Incorporating yoga – where and who. Yoga is being taught in yoga studios, hospitals, complimentary medicine clinics, schools, businesses, churches, athletic clubs and community centers and has become popular with both the younger and older generations. Classes can be offered to people who are fit as well as to people who are physically ill. It is especially attractive to “boomers” who want to be active but are no longer interested in exercises that jar the bones, muscles and joints.
How to get started. It’s best to join a yoga class to get off to a great start. Be sure to select a qualified teacher and a class that fits your needs. Ask what yoga props may be needed. Props may include a yoga mat, block, strap, blanket, etc.
Selecting a yoga teacher. The Yoga Alliance has identified minimum training standards for teachers and registers them at the 200 and 500-hour level. Certification courses exist for yoga teachers. Unfortunately, these courses have different standards and some are better than others. Here are some recommendations to consider when choosing a teacher for yourself or to teach a class for clients.

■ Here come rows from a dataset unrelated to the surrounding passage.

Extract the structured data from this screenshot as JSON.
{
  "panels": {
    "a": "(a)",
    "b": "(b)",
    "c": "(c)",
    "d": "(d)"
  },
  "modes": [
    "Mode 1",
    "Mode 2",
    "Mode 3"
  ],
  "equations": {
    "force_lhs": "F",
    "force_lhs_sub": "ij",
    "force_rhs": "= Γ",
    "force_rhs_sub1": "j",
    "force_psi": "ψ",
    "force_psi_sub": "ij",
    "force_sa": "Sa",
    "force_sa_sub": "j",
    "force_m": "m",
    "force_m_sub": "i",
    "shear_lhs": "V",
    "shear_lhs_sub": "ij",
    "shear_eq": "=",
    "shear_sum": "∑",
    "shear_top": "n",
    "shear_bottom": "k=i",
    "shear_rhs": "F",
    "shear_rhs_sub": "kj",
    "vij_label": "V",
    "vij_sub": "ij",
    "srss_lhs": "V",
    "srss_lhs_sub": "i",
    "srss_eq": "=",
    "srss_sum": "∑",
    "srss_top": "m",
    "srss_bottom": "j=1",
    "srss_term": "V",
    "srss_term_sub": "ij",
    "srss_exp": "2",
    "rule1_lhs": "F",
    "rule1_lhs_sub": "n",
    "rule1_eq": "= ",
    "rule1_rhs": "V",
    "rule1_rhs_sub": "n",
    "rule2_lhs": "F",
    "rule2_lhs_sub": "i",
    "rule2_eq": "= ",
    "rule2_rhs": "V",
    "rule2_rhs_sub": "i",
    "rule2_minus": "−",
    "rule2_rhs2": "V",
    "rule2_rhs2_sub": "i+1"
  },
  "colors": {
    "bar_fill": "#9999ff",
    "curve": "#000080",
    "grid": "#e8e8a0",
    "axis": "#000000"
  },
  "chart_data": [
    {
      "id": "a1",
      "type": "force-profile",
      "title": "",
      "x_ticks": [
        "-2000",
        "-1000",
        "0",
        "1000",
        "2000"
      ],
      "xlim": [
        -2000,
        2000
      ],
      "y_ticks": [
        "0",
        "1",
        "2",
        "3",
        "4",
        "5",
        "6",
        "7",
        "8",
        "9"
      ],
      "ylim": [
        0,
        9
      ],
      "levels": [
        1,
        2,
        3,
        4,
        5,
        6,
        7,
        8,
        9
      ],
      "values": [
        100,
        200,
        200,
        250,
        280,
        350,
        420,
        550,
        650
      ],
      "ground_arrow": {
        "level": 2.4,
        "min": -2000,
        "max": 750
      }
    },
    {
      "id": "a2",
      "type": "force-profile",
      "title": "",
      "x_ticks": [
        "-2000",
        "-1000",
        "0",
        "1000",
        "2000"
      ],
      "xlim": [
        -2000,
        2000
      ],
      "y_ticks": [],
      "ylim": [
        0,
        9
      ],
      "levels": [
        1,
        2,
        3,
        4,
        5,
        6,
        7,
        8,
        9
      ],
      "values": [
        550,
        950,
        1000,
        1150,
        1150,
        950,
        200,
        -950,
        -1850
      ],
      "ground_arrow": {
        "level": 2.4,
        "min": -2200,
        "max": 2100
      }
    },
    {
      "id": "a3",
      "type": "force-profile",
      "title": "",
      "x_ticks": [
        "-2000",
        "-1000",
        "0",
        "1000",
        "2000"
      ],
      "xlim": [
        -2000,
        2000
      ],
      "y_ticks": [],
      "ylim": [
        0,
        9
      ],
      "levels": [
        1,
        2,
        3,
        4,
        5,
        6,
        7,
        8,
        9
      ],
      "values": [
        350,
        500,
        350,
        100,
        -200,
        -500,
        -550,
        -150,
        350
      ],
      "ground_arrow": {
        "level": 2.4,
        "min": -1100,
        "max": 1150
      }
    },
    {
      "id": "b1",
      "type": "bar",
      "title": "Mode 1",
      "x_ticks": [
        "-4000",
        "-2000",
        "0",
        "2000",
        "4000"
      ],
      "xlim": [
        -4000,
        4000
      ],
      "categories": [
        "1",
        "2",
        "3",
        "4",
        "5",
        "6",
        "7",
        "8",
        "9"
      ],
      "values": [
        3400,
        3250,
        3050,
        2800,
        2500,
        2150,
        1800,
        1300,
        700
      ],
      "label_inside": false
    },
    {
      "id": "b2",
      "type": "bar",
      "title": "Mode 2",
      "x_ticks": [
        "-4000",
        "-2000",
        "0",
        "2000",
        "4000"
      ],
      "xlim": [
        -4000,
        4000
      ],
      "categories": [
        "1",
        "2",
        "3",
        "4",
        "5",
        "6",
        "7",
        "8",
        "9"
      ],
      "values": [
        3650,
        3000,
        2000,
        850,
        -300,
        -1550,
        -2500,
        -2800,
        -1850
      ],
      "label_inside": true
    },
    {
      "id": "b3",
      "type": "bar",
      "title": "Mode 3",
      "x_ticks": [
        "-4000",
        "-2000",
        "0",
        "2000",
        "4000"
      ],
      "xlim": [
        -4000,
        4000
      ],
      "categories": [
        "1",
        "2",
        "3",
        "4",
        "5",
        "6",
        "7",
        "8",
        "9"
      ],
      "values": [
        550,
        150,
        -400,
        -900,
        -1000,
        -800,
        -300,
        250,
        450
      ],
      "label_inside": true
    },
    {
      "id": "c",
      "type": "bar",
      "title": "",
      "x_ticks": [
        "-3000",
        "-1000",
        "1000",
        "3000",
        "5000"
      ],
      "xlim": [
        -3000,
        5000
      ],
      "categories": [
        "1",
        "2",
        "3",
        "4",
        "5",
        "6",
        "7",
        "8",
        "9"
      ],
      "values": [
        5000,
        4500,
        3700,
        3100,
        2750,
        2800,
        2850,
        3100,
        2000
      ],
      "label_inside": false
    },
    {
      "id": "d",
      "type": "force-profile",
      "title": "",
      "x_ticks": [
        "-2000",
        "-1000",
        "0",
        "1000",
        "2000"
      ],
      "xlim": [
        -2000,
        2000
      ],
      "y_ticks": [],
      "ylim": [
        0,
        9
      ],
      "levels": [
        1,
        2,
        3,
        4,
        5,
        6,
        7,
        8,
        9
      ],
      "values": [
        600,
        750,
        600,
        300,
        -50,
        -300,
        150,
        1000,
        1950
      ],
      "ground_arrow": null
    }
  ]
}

1. What are his/her qualifications?
2. How long has s/he been teaching?
3. Is s/he registered? Certified? When? By whom? Length of training?
4. Does s/he practice what s/he preaches? A good role model?
5. Who are his/her references?
6. Are classes gentle or vigorous?
7. Is emphasis placed on physical alignment? Meditation? Philosophy and spirituality? Geared toward special populations?
8. What is the class format?
In summary, Hatha yoga can be considered the “original wellness program” because it incorporates so many principles and practices found in wellness and mind/body programs today. Yoga can be enjoyed throughout a lifetime by a wide range of people.